In contrast, my reaction to my Nanna’s death was completely different. I was older, and arguably closer to her. I got the call while driving to a meeting at Kilmarnock Ambulance Station. I still went to the meeting. I was shocked, but not shocked. I knew I needed to be with my parents, but I figured sitting in traffic would make things worse, and work would distract me. I drove over after the meeting, grabbing clothes on the way. Even on the day of her funeral, I worked in the morning, attended the service, then went straight to a course. It was odd—even for me. I don’t think I’ve properly grieved her loss. In theory, it should have hit me hardest, but somehow, I accepted it more easily.
Second-Hand Grief
What I find even more bizarre is how deeply I’ve felt what I call “second-hand grief.” One example is my sister Wendy, who passed away on 1st September at just five years and seven months old, following a fall and head injury. Every August/September, my mental health dips. My sleep worsens, stress rises, and my mood drops. The strange part? Wendy died nearly a decade before I was born. But seeing how it’s affected my Mam and brother has caused me to grieve vicariously. I don’t think there’s anything wrong with that—it comes from empathy and compassion for what they’ve endured.
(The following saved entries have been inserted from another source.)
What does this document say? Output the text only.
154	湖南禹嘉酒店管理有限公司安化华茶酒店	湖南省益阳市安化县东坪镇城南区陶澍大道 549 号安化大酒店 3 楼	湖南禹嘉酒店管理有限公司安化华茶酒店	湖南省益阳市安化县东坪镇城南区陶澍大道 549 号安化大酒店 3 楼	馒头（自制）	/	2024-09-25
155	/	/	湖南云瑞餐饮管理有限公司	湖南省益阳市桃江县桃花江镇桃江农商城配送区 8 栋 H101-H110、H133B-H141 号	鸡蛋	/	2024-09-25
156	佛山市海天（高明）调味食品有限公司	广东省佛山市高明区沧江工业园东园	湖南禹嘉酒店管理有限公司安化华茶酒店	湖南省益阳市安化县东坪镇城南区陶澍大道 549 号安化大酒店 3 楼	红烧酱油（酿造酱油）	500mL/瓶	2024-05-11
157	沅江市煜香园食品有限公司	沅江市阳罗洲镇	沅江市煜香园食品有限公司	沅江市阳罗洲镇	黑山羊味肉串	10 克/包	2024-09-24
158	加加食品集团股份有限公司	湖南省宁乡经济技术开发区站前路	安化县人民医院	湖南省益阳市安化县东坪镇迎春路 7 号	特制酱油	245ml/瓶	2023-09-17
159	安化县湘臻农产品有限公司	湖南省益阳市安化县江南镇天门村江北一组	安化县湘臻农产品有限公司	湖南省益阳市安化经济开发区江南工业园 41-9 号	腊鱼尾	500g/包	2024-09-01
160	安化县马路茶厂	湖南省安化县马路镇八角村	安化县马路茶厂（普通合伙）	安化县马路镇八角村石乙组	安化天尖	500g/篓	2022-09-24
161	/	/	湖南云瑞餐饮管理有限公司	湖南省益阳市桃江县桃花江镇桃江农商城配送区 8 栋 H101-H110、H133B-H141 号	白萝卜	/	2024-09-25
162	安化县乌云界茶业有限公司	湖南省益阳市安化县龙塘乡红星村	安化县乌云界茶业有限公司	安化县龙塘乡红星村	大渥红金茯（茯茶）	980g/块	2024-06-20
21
Is There a Hierarchy of Grief?
So, where does that leave me after last week? Part of me says there’s a huge difference between losing a family member and losing a team of colleagues. But is there? There’s something called the “hierarchy of grief,” where we subconsciously assign value to losses and pressure ourselves to grieve in a certain way or for a certain length of time. For example, the death of a child is seen as more devastating than the death of an elderly grandparent. But there shouldn’t be hard rules about who or what you grieve—and you absolutely shouldn’t be judged for it.
Would it be wrong for me to grieve the death of my cat more than my biological father? I’ve seen my father once in my adult life. He’s a man with many demons who abandoned his family in horrific circumstances. If he passed away, should I grieve him more than my cat? My cat has been with me every day for 12 years and shown me nothing but affection. Or take last week’s example—my team, who supported me through one of the toughest periods of my life. I know which ones have had the greater impact.
Grief Is Normal—Let Yourself Feel It
In the last 4–5 years, we’ve survived a pandemic that took loved ones, livelihoods, and financial security. Businesses collapsed. Grief and its associated emotions are part of our lives now. It’s critical to recognise that grief is normal—and it’s okay to feel whatever you feel: anger, sadness, confusion. Let yourself process those emotions without judgment.
Studies like Zisook & Lyons (1990) show unresolved grief is linked to depression, alcohol abuse, and suicidality. Remembering is important—but continuing to live is more important.
Final Thoughts
Grief impacts your mental health. You need to express it to recover from it—however that looks for you. There’s no “right” way to grieve. Let yourself feel what you feel. Don’t suppress it, especially not because of what others might think. And if those feelings become too much, please seek support. There’s no shame in that. How you react is how you react.

Thanks for sticking with me. It means a lot.